As detailed above, the criminal action against Plaintiff was dismissed on motion by the superior court under California Penal Code § 1385. This provision provides: "The judge or magistrate may, either of his or her own motion or upon the application of the prosecuting attorney, and in furtherance of justice, order an action to be dismissed. The reasons for the dismissal must be set forth in an order entered upon the minutes." Cal. Penal Code § 1385(a). California courts have noted that dismissals "in the interests of justice" under this section do not necessarily reflect on the guilt or innocence of the criminal defendant because such a dismissal "does not necessarily imply factual innocence, but rather may reflect the result of a negotiated or pragmatic disposition of the case." People v. Matthews, 7 Cal. App. 4th 1052, 1056 (1992). Accordingly, courts have found that "interest of justice" dismissals, in themselves, do not qualify as a termination in favor of a criminal defendant for malicious prosecution purposes. See, e.g., Nhia Kao Vang v. Decker, No. 2:12-cv-01226-MCE-AC, 2013 WL 1420674, at *8 (E.D. Cal. Apr. 8, 2013). This is especially true where the dismissal is the result of a negotiated settlement; in Minasian v. Sapse, 80 Cal. App. 3d 823 (1978), the California Court of Appeal stated:

A dismissal resulting from negotiation, settlement, or consent is generally not deemed a favorable termination of the proceedings. In such a case the dismissal reflects ambiguously on the merits of the action as it results from the joint action of the parties, thus leaving open the question of defendant's guilt or innocence. Similarly ambiguous is the dismissal of criminal proceedings "in the interests of justice," as this term ". . . implies considerations which would favor each side to this litigation."
Id. at 827 n.4 (citations omitted) (quoting De La Riva v. Owl Drug Co., 253 Cal. App. 2d 593, 600 (1967)); see also Cantu v. Resolution Trust Corp., 4 Cal. App. 4th 857, 882 (1992) (dismissals based on negotiated settlement generally will "not constitute favorable termination of an action for the purposes of a malicious prosecution claim," because "dismissal due to settlement, negotiation or compromise reflects ambiguously on the merits of the action and leaves open the question of the defendant's guilt or innocence."). To be sure, the Ninth Circuit has noted that an "interest of justice" dismissal can constitute a favorable termination "if it reflects the opinion of the prosecuting party or the court that the action lacked merit or would result in a decision in favor of the defendant." Awabdy, 368 F.3d at 1068.

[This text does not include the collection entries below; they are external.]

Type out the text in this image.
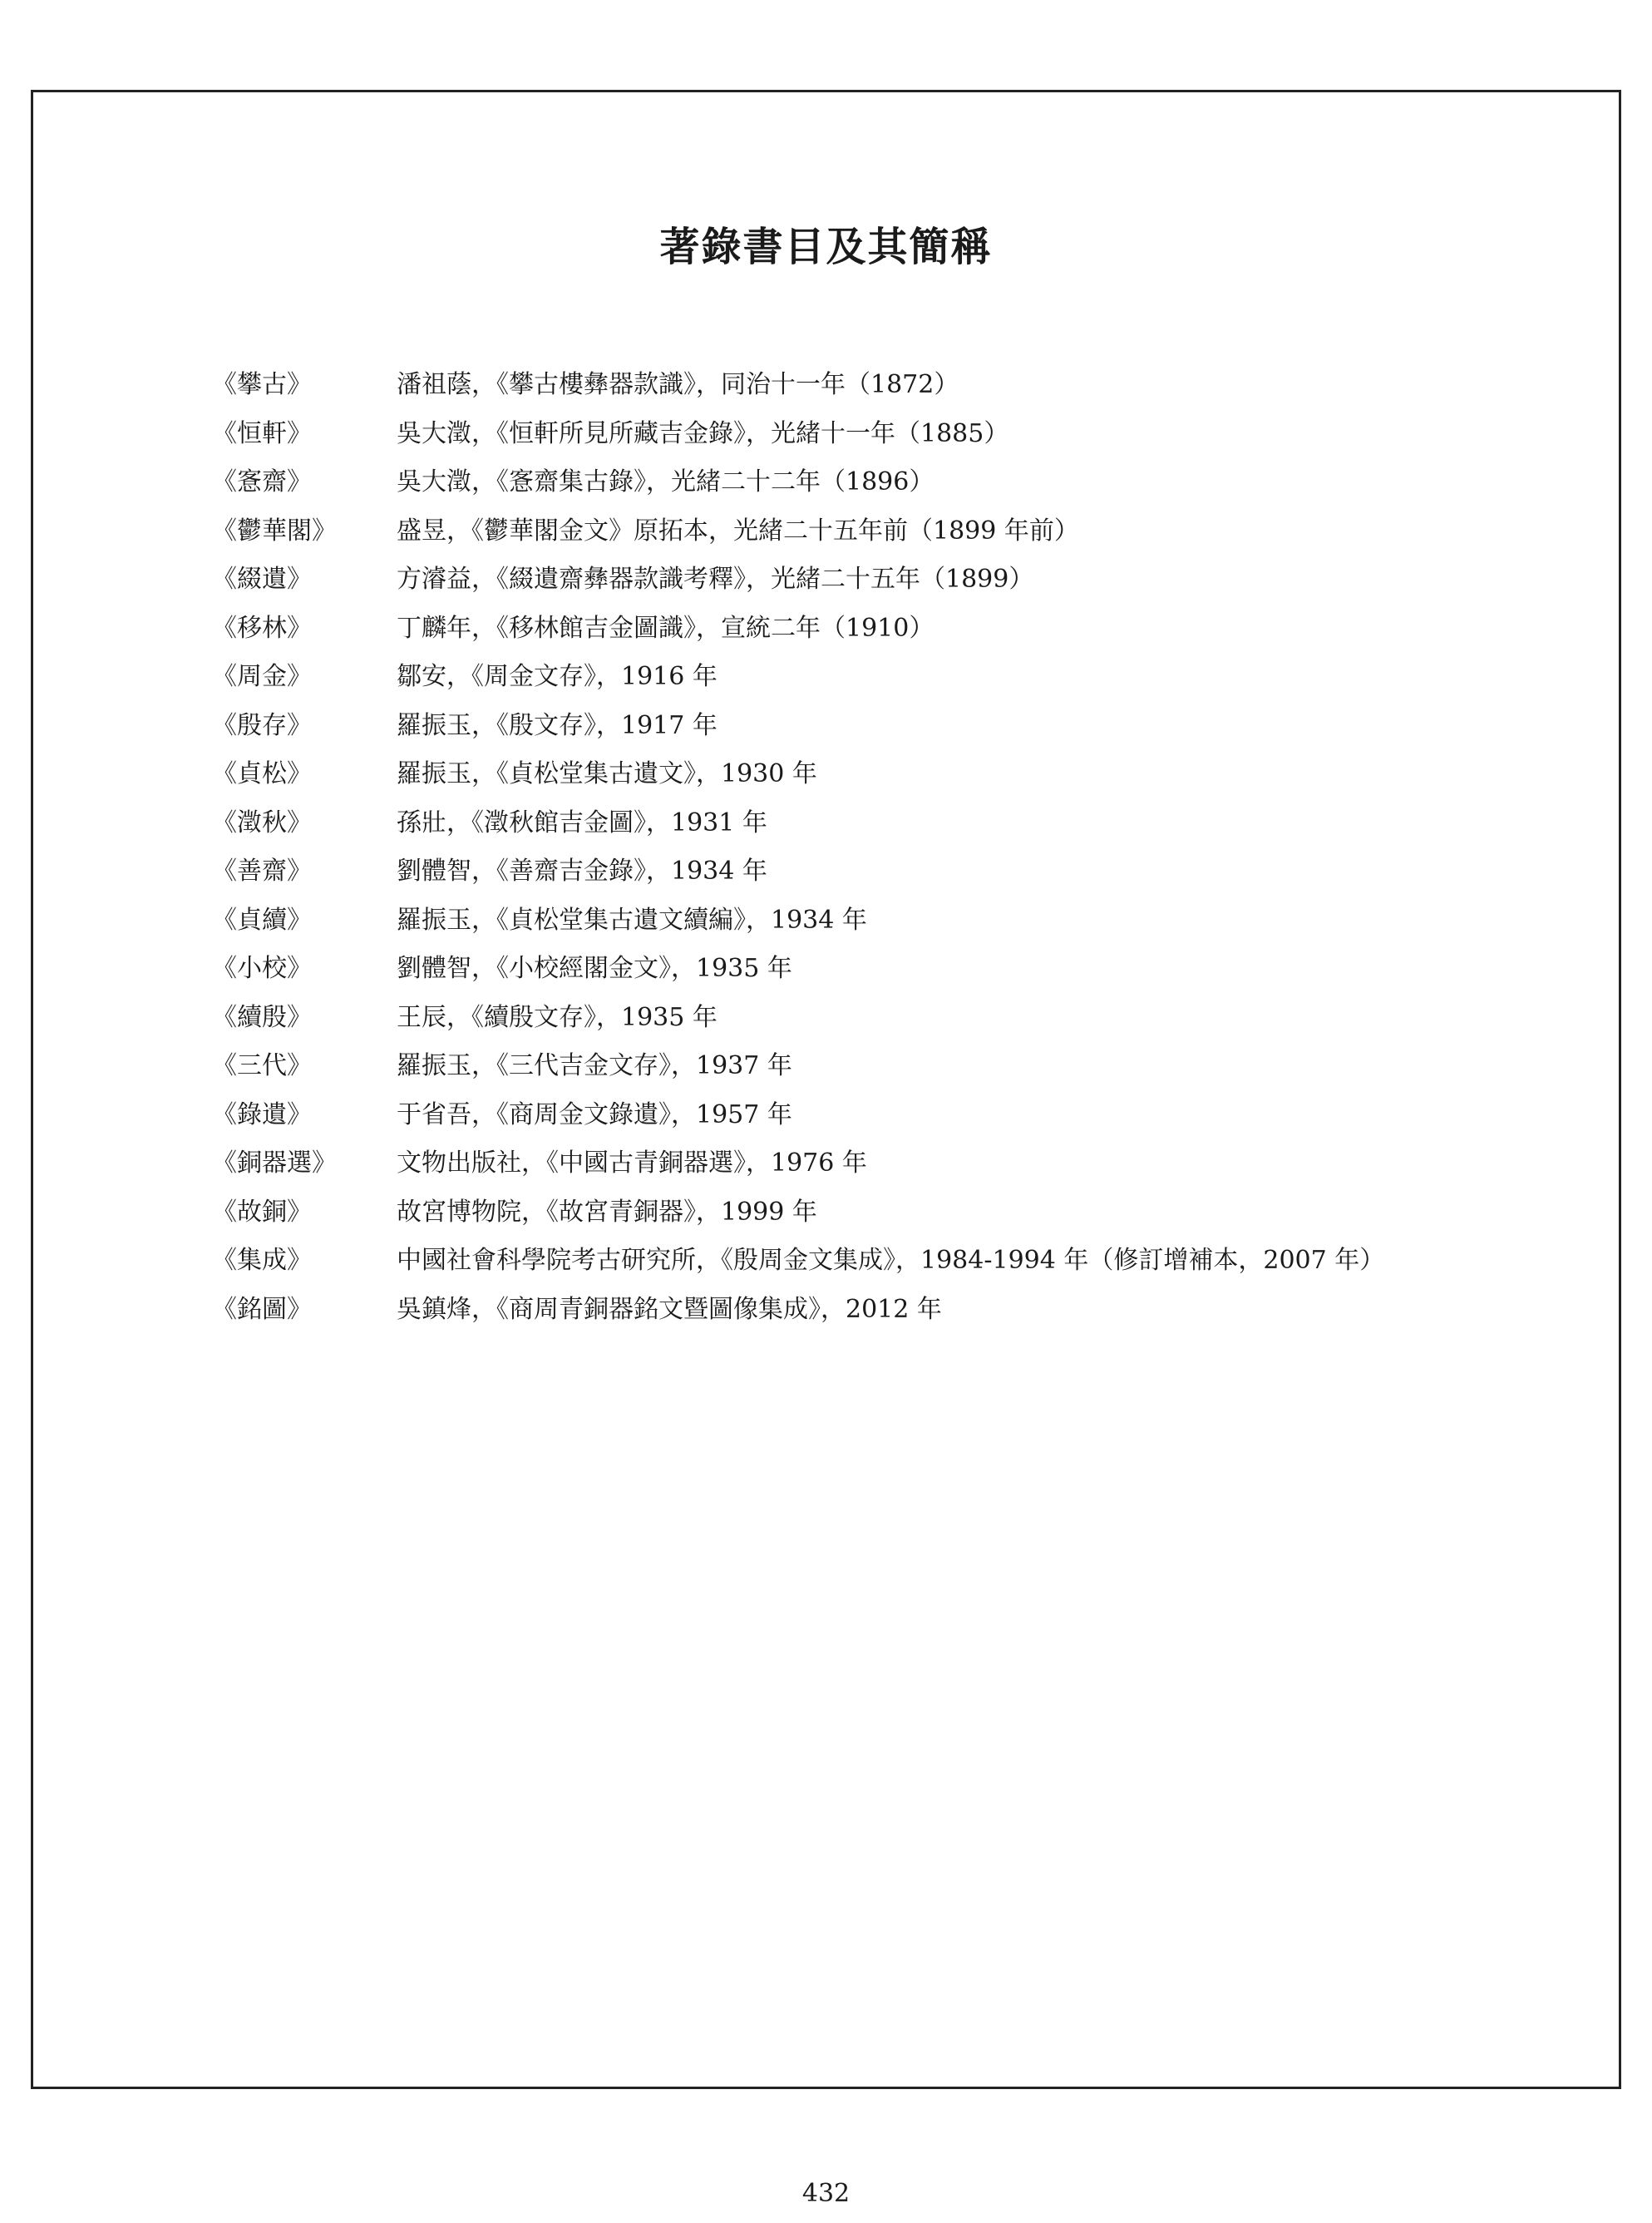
著錄書目及其簡稱
《攀古》	潘祖蔭，《攀古樓彝器款識》，同治十一年（1872）
《恒軒》	吳大澂，《恒軒所見所藏吉金錄》，光緒十一年（1885）
《愙齋》	吳大澂，《愙齋集古錄》，光緒二十二年（1896）
《鬱華閣》	盛昱，《鬱華閣金文》原拓本，光緒二十五年前（1899 年前）
《綴遺》	方濬益，《綴遺齋彝器款識考釋》，光緒二十五年（1899）
《移林》	丁麟年，《移林館吉金圖識》，宣統二年（1910）
《周金》	鄒安，《周金文存》，1916 年
《殷存》	羅振玉，《殷文存》，1917 年
《貞松》	羅振玉，《貞松堂集古遺文》，1930 年
《澂秋》	孫壯，《澂秋館吉金圖》，1931 年
《善齋》	劉體智，《善齋吉金錄》，1934 年
《貞續》	羅振玉，《貞松堂集古遺文續編》，1934 年
《小校》	劉體智，《小校經閣金文》，1935 年
《續殷》	王辰，《續殷文存》，1935 年
《三代》	羅振玉，《三代吉金文存》，1937 年
《錄遺》	于省吾，《商周金文錄遺》，1957 年
《銅器選》	文物出版社，《中國古青銅器選》，1976 年
《故銅》	故宮博物院，《故宮青銅器》，1999 年
《集成》	中國社會科學院考古研究所，《殷周金文集成》，1984-1994 年（修訂增補本，2007 年）
《銘圖》	吳鎮烽，《商周青銅器銘文暨圖像集成》，2012 年
432
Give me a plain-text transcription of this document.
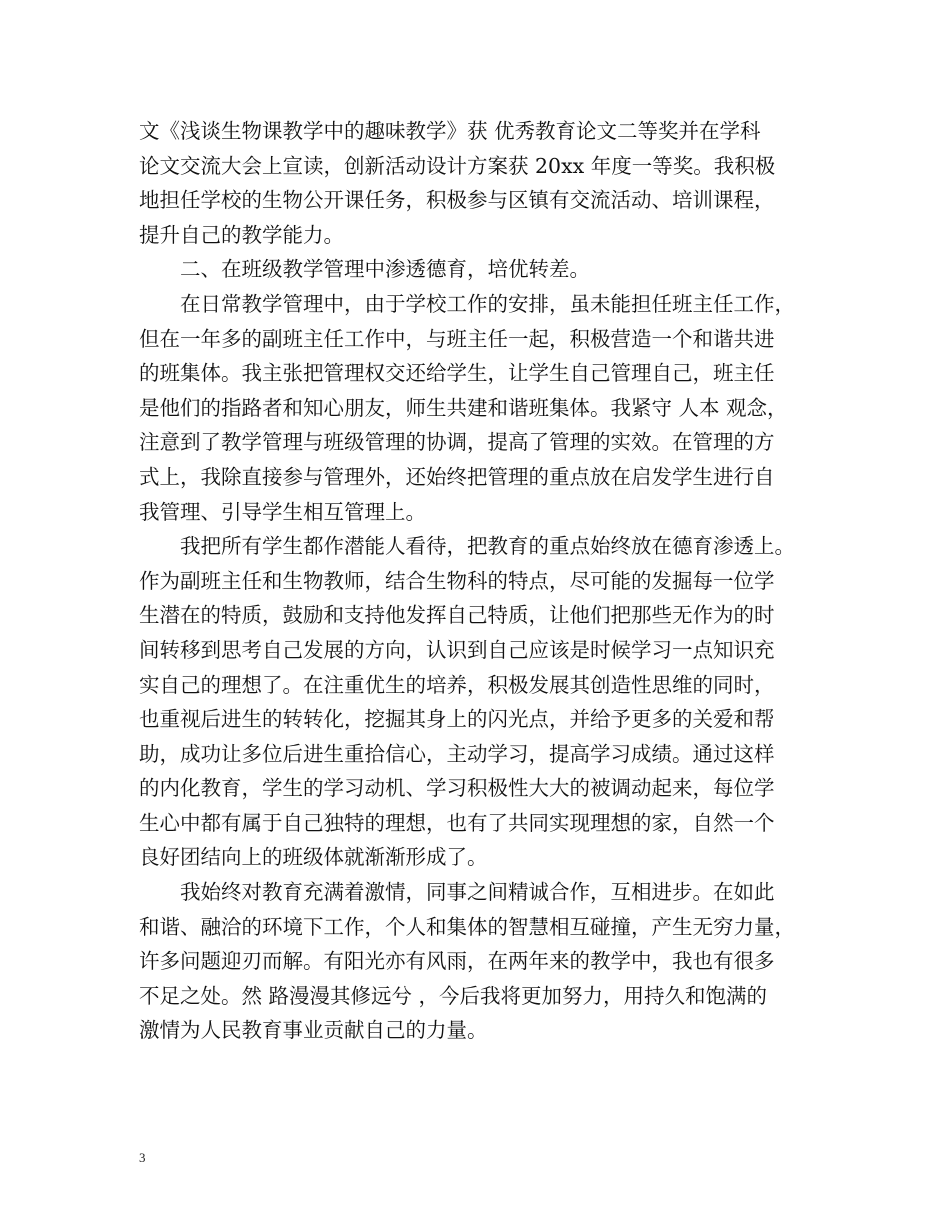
文《浅谈生物课教学中的趣味教学》获 优秀教育论文二等奖并在学科
论文交流大会上宣读，创新活动设计方案获 20xx 年度一等奖。我积极
地担任学校的生物公开课任务，积极参与区镇有交流活动、培训课程，
提升自己的教学能力。
二、在班级教学管理中渗透德育，培优转差。
在日常教学管理中，由于学校工作的安排，虽未能担任班主任工作，
但在一年多的副班主任工作中，与班主任一起，积极营造一个和谐共进
的班集体。我主张把管理权交还给学生，让学生自己管理自己，班主任
是他们的指路者和知心朋友，师生共建和谐班集体。我紧守 人本 观念，
注意到了教学管理与班级管理的协调，提高了管理的实效。在管理的方
式上，我除直接参与管理外，还始终把管理的重点放在启发学生进行自
我管理、引导学生相互管理上。
我把所有学生都作潜能人看待，把教育的重点始终放在德育渗透上。
作为副班主任和生物教师，结合生物科的特点，尽可能的发掘每一位学
生潜在的特质，鼓励和支持他发挥自己特质，让他们把那些无作为的时
间转移到思考自己发展的方向，认识到自己应该是时候学习一点知识充
实自己的理想了。在注重优生的培养，积极发展其创造性思维的同时，
也重视后进生的转转化，挖掘其身上的闪光点，并给予更多的关爱和帮
助，成功让多位后进生重拾信心，主动学习，提高学习成绩。通过这样
的内化教育，学生的学习动机、学习积极性大大的被调动起来，每位学
生心中都有属于自己独特的理想，也有了共同实现理想的家，自然一个
良好团结向上的班级体就渐渐形成了。
我始终对教育充满着激情，同事之间精诚合作，互相进步。在如此
和谐、融洽的环境下工作，个人和集体的智慧相互碰撞，产生无穷力量，
许多问题迎刃而解。有阳光亦有风雨，在两年来的教学中，我也有很多
不足之处。然 路漫漫其修远兮 ，今后我将更加努力，用持久和饱满的
激情为人民教育事业贡献自己的力量。
3
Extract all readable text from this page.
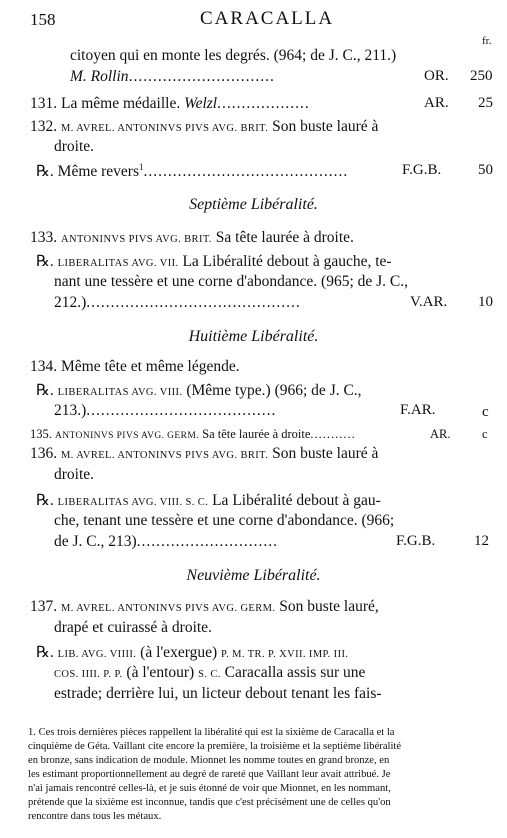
158	CARACALLA
fr.
citoyen qui en monte les degrés. (964; de J. C., 211.)
M. Rollin..............................	OR. 250
131. La même médaille. Welzl...................	AR. 25
132. M. AVREL. ANTONINVS PIVS AVG. BRIT. Son buste lauré à
droite.
℞. Même revers$^1$..........................................	F.G.B. 50
Septième Libéralité.
133. ANTONINVS PIVS AVG. BRIT. Sa tête laurée à droite.
℞. LIBERALITAS AVG. VII. La Libéralité debout à gauche, te-
nant une tessère et une corne d'abondance. (965; de J. C.,
212.)............................................	V.AR. 10
Huitième Libéralité.
134. Même tête et même légende.
℞. LIBERALITAS AVG. VIII. (Même type.) (966; de J. C.,
213.).......................................	F.AR.	c
135. ANTONINVS PIVS AVG. GERM. Sa tête laurée à droite...........	AR.	c
136. M. AVREL. ANTONINVS PIVS AVG. BRIT. Son buste lauré à
droite.
℞. LIBERALITAS AVG. VIII. S. C. La Libéralité debout à gau-
che, tenant une tessère et une corne d'abondance. (966;
de J. C., 213).............................	F.G.B.	12
Neuvième Libéralité.
137. M. AVREL. ANTONINVS PIVS AVG. GERM. Son buste lauré,
drapé et cuirassé à droite.
℞. LIB. AVG. VIIII. (à l'exergue) P. M. TR. P. XVII. IMP. III.
COS. IIII. P. P. (à l'entour) S. C. Caracalla assis sur une
estrade; derrière lui, un licteur debout tenant les fais-
1. Ces trois dernières pièces rappellent la libéralité qui est la sixième de Caracalla et la
cinquième de Géta. Vaillant cite encore la première, la troisième et la septième libéralité
en bronze, sans indication de module. Mionnet les nomme toutes en grand bronze, en
les estimant proportionnellement au degré de rareté que Vaillant leur avait attribué. Je
n'ai jamais rencontré celles-là, et je suis étonné de voir que Mionnet, en les nommant,
prétende que la sixième est inconnue, tandis que c'est précisément une de celles qu'on
rencontre dans tous les métaux.
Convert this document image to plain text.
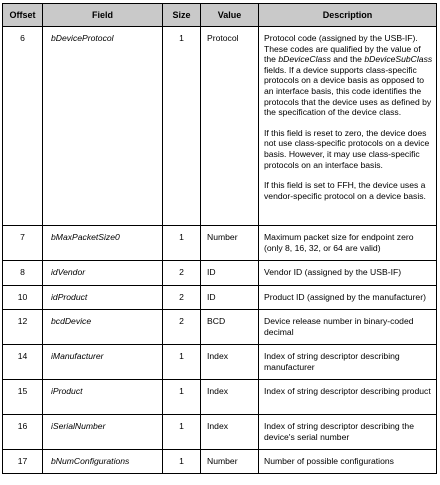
Offset	Field	Size	Value	Description
6	bDeviceProtocol	1	Protocol	Protocol code (assigned by the USB-IF). These codes are qualified by the value of the bDeviceClass and the bDeviceSubClass fields. If a device supports class-specific protocols on a device basis as opposed to an interface basis, this code identifies the protocols that the device uses as defined by the specification of the device class.

If this field is reset to zero, the device does not use class-specific protocols on a device basis. However, it may use class-specific protocols on an interface basis.

If this field is set to FFH, the device uses a vendor-specific protocol on a device basis.

7	bMaxPacketSize0	1	Number	Maximum packet size for endpoint zero (only 8, 16, 32, or 64 are valid)
8	idVendor	2	ID	Vendor ID (assigned by the USB-IF)
10	idProduct	2	ID	Product ID (assigned by the manufacturer)
12	bcdDevice	2	BCD	Device release number in binary-coded decimal
14	iManufacturer	1	Index	Index of string descriptor describing manufacturer
15	iProduct	1	Index	Index of string descriptor describing product
16	iSerialNumber	1	Index	Index of string descriptor describing the device's serial number
17	bNumConfigurations	1	Number	Number of possible configurations
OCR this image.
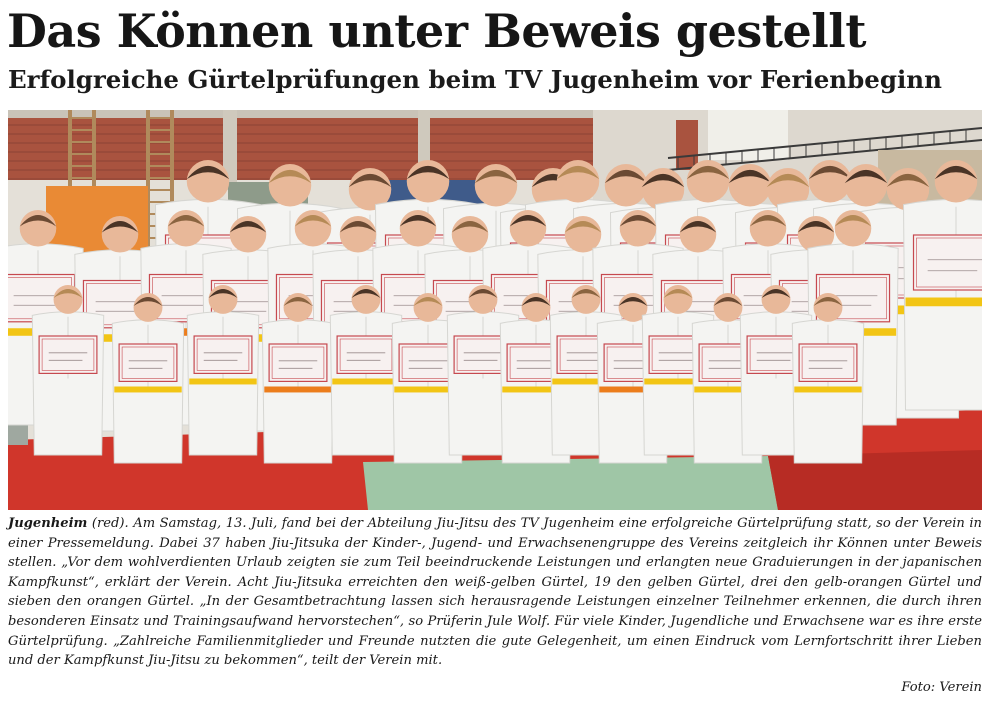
Das Können unter Beweis gestellt
Erfolgreiche Gürtelprüfungen beim TV Jugenheim vor Ferienbeginn

Jugenheim (red). Am Samstag, 13. Juli, fand bei der Abteilung Jiu-Jitsu des TV Jugenheim eine erfolgreiche Gürtelprüfung statt, so der Verein in einer Pressemeldung. Dabei 37 haben Jiu-Jitsuka der Kinder-, Jugend- und Erwachsenengruppe des Vereins zeitgleich ihr Können unter Beweis stellen. „Vor dem wohlverdienten Urlaub zeigten sie zum Teil beeindruckende Leistungen und erlangten neue Graduierungen in der japanischen Kampfkunst“, erklärt der Verein. Acht Jiu-Jitsuka erreichten den weiß-gelben Gürtel, 19 den gelben Gürtel, drei den gelb-orangen Gürtel und sieben den orangen Gürtel. „In der Gesamtbetrachtung lassen sich herausragende Leistungen einzelner Teilnehmer erkennen, die durch ihren besonderen Einsatz und Trainingsaufwand hervorstechen“, so Prüferin Jule Wolf. Für viele Kinder, Jugendliche und Erwachsene war es ihre erste Gürtelprüfung. „Zahlreiche Familienmitglieder und Freunde nutzten die gute Gelegenheit, um einen Eindruck vom Lernfortschritt ihrer Lieben und der Kampfkunst Jiu-Jitsu zu bekommen“, teilt der Verein mit.

Foto: Verein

The Court begins by noting that Plaintiff's criminal case was dismissed by Judge Meeks on motion from Judge McCarthy. See April 14, 2009 Transcript at 5:16-19 ("All right. I'm granting Judge McCarthy's motion. Dismiss 1385. I don't know how you're going to come up with this. Judge McCarthy's motion was being granted by Judge Meeks."). Accordingly, under Awabdy, the Court must determine whether there is a basis for a jury to conclude that, in moving to dismiss Plaintiff's case under § 1385, either Judge McCarthy or Judge Meeks believed that the action against Plaintiff "lacked merit or would result in a decision in" his favor. Awabdy, 368 F.3d at 1068. The Court concludes there is no basis in the record to so conclude.

To begin, there are no statements by Judge McCarthy (or Judge Meeks) on the state court record that indicate either judicial officers' views of the prosecution's case or of the likely outcome of the case should it proceed to trial. The record does reveal that Judge Susan Breall - the judge who conducted Plaintiff's preliminary hearing and heard evidence of Georgopolous history and the fact that the medical evidence did not support his claimed injuries - used her discretion to reduce the felony charges to misdemeanors; but despite that, she found that the case presented a "serious incident" and was one that "probably needs to be tried in a criminal court." Prelim. Hearing Tr. at 68:1-2. In any event, Judge Breall was not involved in the dismissal of the case. Judges McCarthy and Meeks were, and they said nothing of the merits of the case against Mr. Peinado.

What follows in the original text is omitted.